For so long, Career and Technical Education (CTE) has labored under the stigma of being a “lesser” path to a successful career… We loved the fair-minded approach David Etzwiler, the CEO of Siemens Foundation took in this article!
As the White House shines a spotlight on workforce development to address the skills gap, the German model of apprenticeships has been appropriately offered as the gold standard from which the United States can learn. Every year in Germany, close to a million students participate in the nation’s dual system of education. Programs combine classroom with on-the-job training and a clear pathway to higher education and a quality job, contributing to Germany’s low youth unemployment rate and its leadership in advanced manufacturing.
But even if the United States could create our own version of the dual system today, we would still be at a relative disadvantage due to something much more fundamental: the stigma attached to vocational education, or what the U.S. calls career technical education (CTE). That is the first hurdle to address.
America’s CTE system provides many students with similar benefits to that of the German program.
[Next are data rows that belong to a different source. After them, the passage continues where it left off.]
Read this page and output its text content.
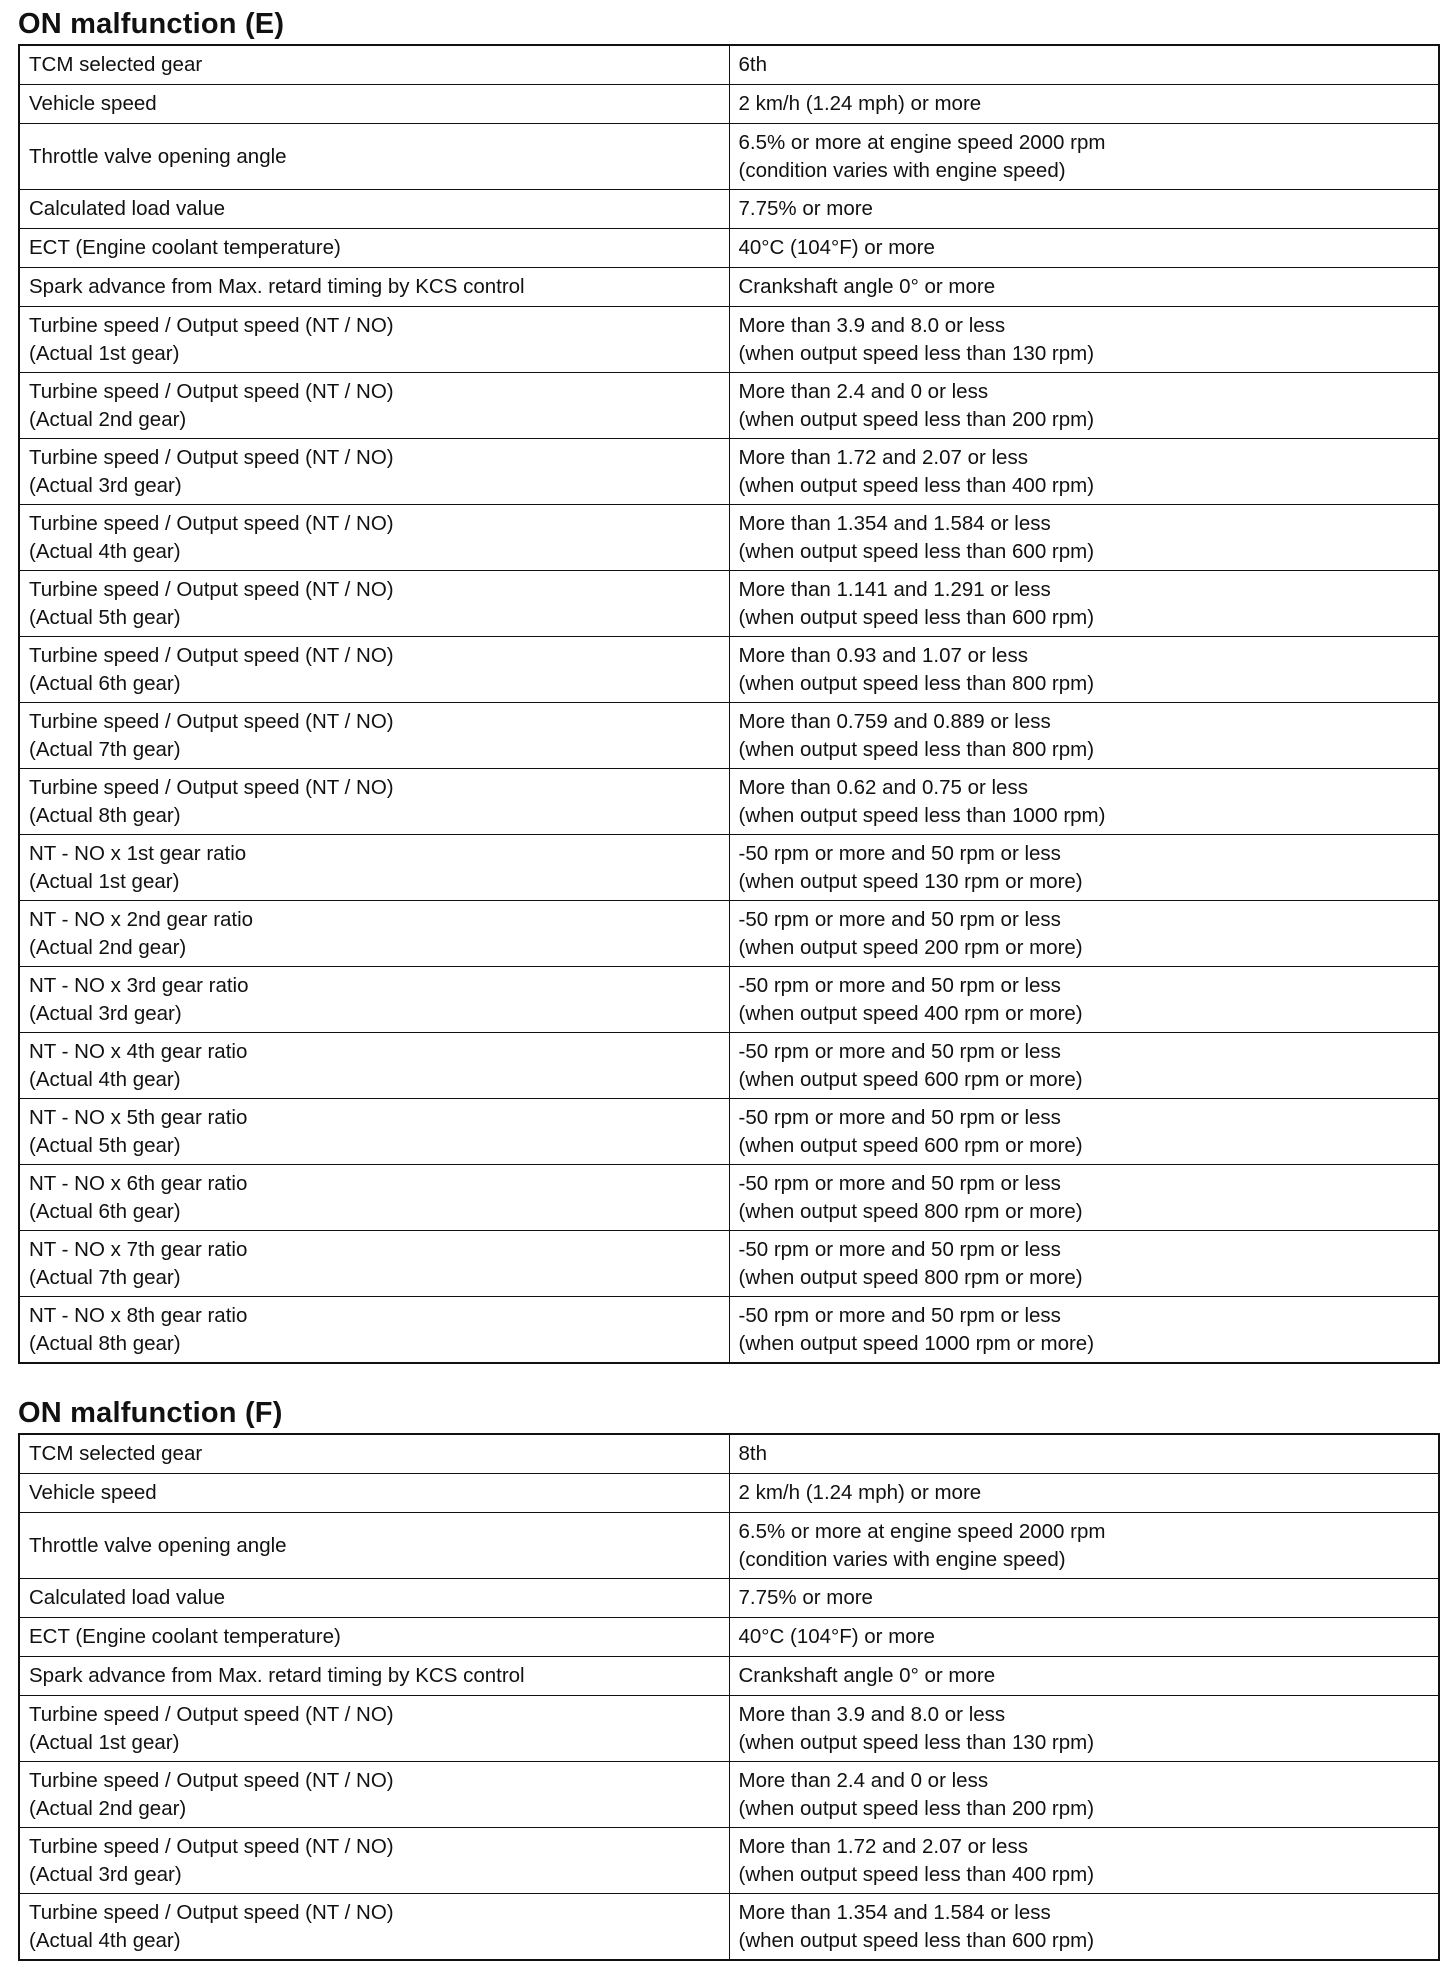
ON malfunction (E)
TCM selected gear	6th

Vehicle speed	2 km/h (1.24 mph) or more

Throttle valve opening angle	6.5% or more at engine speed 2000 rpm
(condition varies with engine speed)

Calculated load value	7.75% or more

ECT (Engine coolant temperature)	40°C (104°F) or more

Spark advance from Max. retard timing by KCS control	Crankshaft angle 0° or more

Turbine speed / Output speed (NT / NO)
(Actual 1st gear)	More than 3.9 and 8.0 or less
(when output speed less than 130 rpm)

Turbine speed / Output speed (NT / NO)
(Actual 2nd gear)	More than 2.4 and 0 or less
(when output speed less than 200 rpm)

Turbine speed / Output speed (NT / NO)
(Actual 3rd gear)	More than 1.72 and 2.07 or less
(when output speed less than 400 rpm)

Turbine speed / Output speed (NT / NO)
(Actual 4th gear)	More than 1.354 and 1.584 or less
(when output speed less than 600 rpm)

Turbine speed / Output speed (NT / NO)
(Actual 5th gear)	More than 1.141 and 1.291 or less
(when output speed less than 600 rpm)

Turbine speed / Output speed (NT / NO)
(Actual 6th gear)	More than 0.93 and 1.07 or less
(when output speed less than 800 rpm)

Turbine speed / Output speed (NT / NO)
(Actual 7th gear)	More than 0.759 and 0.889 or less
(when output speed less than 800 rpm)

Turbine speed / Output speed (NT / NO)
(Actual 8th gear)	More than 0.62 and 0.75 or less
(when output speed less than 1000 rpm)

NT - NO x 1st gear ratio
(Actual 1st gear)	-50 rpm or more and 50 rpm or less
(when output speed 130 rpm or more)

NT - NO x 2nd gear ratio
(Actual 2nd gear)	-50 rpm or more and 50 rpm or less
(when output speed 200 rpm or more)

NT - NO x 3rd gear ratio
(Actual 3rd gear)	-50 rpm or more and 50 rpm or less
(when output speed 400 rpm or more)

NT - NO x 4th gear ratio
(Actual 4th gear)	-50 rpm or more and 50 rpm or less
(when output speed 600 rpm or more)

NT - NO x 5th gear ratio
(Actual 5th gear)	-50 rpm or more and 50 rpm or less
(when output speed 600 rpm or more)

NT - NO x 6th gear ratio
(Actual 6th gear)	-50 rpm or more and 50 rpm or less
(when output speed 800 rpm or more)

NT - NO x 7th gear ratio
(Actual 7th gear)	-50 rpm or more and 50 rpm or less
(when output speed 800 rpm or more)

NT - NO x 8th gear ratio
(Actual 8th gear)	-50 rpm or more and 50 rpm or less
(when output speed 1000 rpm or more)
ON malfunction (F)
TCM selected gear	8th

Vehicle speed	2 km/h (1.24 mph) or more

Throttle valve opening angle	6.5% or more at engine speed 2000 rpm
(condition varies with engine speed)

Calculated load value	7.75% or more

ECT (Engine coolant temperature)	40°C (104°F) or more

Spark advance from Max. retard timing by KCS control	Crankshaft angle 0° or more

Turbine speed / Output speed (NT / NO)
(Actual 1st gear)	More than 3.9 and 8.0 or less
(when output speed less than 130 rpm)

Turbine speed / Output speed (NT / NO)
(Actual 2nd gear)	More than 2.4 and 0 or less
(when output speed less than 200 rpm)

Turbine speed / Output speed (NT / NO)
(Actual 3rd gear)	More than 1.72 and 2.07 or less
(when output speed less than 400 rpm)

Turbine speed / Output speed (NT / NO)
(Actual 4th gear)	More than 1.354 and 1.584 or less
(when output speed less than 600 rpm)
It enables students to enhance their core high school academic courses with technical, real world skills that prepare them for the future. In other words, CTE is a powerful tool already addressing the skills gap. It can open millions more doors into the middle class and is an important part of the prescription to what ails us today.
But one disadvantage CTE has compared to the dual system is that it isn’t fully embraced by students and parents, or they simply aren’t aware of it. In Germany, the dual system is as prestigious as university. In the U.S., CTE is often mischaracterized as an inferior educational pathway to college prep. For some time now, CTE enrollment rates have been flat.